1:49 PM -
No comments
No comments
Tarian Hujan
Segelas teh panas masih ada di hadapanku. Itu gelas keduaku. Aku masih saja setia dengan teh walau sudah sejak kecil aku menyeduhnya. Ibuku yang mengajarkanku untuk menyeduh teh. Bagi beliau teh adalah minuman terenak di dunia. Di luar hujan masih dengan bahagianya menari. Ia seperti melampiaskan rindunya kepada bumi. Entah sudah berapa lama ia tak menyapa bumi. Bumi pasti kering dan juga merindukannya.
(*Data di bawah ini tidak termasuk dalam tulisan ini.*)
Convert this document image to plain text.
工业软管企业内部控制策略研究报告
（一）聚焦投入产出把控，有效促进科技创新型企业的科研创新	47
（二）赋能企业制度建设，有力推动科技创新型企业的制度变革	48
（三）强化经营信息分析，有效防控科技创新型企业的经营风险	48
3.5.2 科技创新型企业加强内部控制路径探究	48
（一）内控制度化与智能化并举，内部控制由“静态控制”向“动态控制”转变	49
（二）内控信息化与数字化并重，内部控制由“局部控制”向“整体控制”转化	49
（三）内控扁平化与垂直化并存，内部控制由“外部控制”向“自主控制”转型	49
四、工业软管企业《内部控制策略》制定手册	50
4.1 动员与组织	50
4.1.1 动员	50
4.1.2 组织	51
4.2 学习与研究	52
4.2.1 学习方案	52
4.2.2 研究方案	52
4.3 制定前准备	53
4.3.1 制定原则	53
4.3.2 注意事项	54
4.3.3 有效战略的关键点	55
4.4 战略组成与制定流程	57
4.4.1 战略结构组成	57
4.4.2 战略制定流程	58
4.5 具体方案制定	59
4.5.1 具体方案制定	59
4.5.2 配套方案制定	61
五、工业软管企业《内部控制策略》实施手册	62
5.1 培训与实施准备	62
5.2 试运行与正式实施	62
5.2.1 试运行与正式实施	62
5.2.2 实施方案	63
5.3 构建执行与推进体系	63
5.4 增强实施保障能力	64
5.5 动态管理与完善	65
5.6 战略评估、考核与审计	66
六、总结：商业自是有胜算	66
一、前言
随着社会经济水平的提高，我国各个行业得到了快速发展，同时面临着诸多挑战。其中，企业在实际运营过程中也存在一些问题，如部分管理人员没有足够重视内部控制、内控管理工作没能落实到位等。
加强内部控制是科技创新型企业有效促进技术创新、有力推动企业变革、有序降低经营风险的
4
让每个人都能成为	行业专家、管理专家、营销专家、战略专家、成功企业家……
Aku selalu jatuh cinta kepada hujan. Jatuh cinta tanpa syarat. Ia dingin dan melenakan. Saat kecil aku kerap bermain di bawah guyuran hujan. Aku berdansa dengan hujan di halaman depan rumahku dengan bebasnya. Dan bumi, seperti mengiringi tarian kami dengan irama khas nya. Aku suka itu. Hujan seperti meluruhkan segala lelah yang mengendap di tubuhku. Entah dengan sabun merek apa ia memandikanku, menghilangkan kuman lelahku dan membuat fikiranku menjadi harum.
Menginjak dewasa aku tak lagi berdansa dengan hujan, dan aku rasa hujan tak pernah marah padaku. Aku hanya tersenyum saat hujan tiba - tiba turun. Aku menyambutnya di teras rumah atau dari balik kaca jendela kamarku. Kali ini hatiku lah yang menari bersama hujan. Hujan tak pernah lelah memperlihatkan tariannya kepadaku. Ia selalu bersedia meliuk di hadapanku. Masih dengan segelas tehku tentunya, aku menyaksikan hujan mempertunjukkan tariannya. Kali ini, hujan tidak memandikanku. Ia seperti vacum cleaner yang menarik seluruh debu dari tubuhku. Ia tetap membersihkanku. Aku masih jatuh cinta kepada hujan.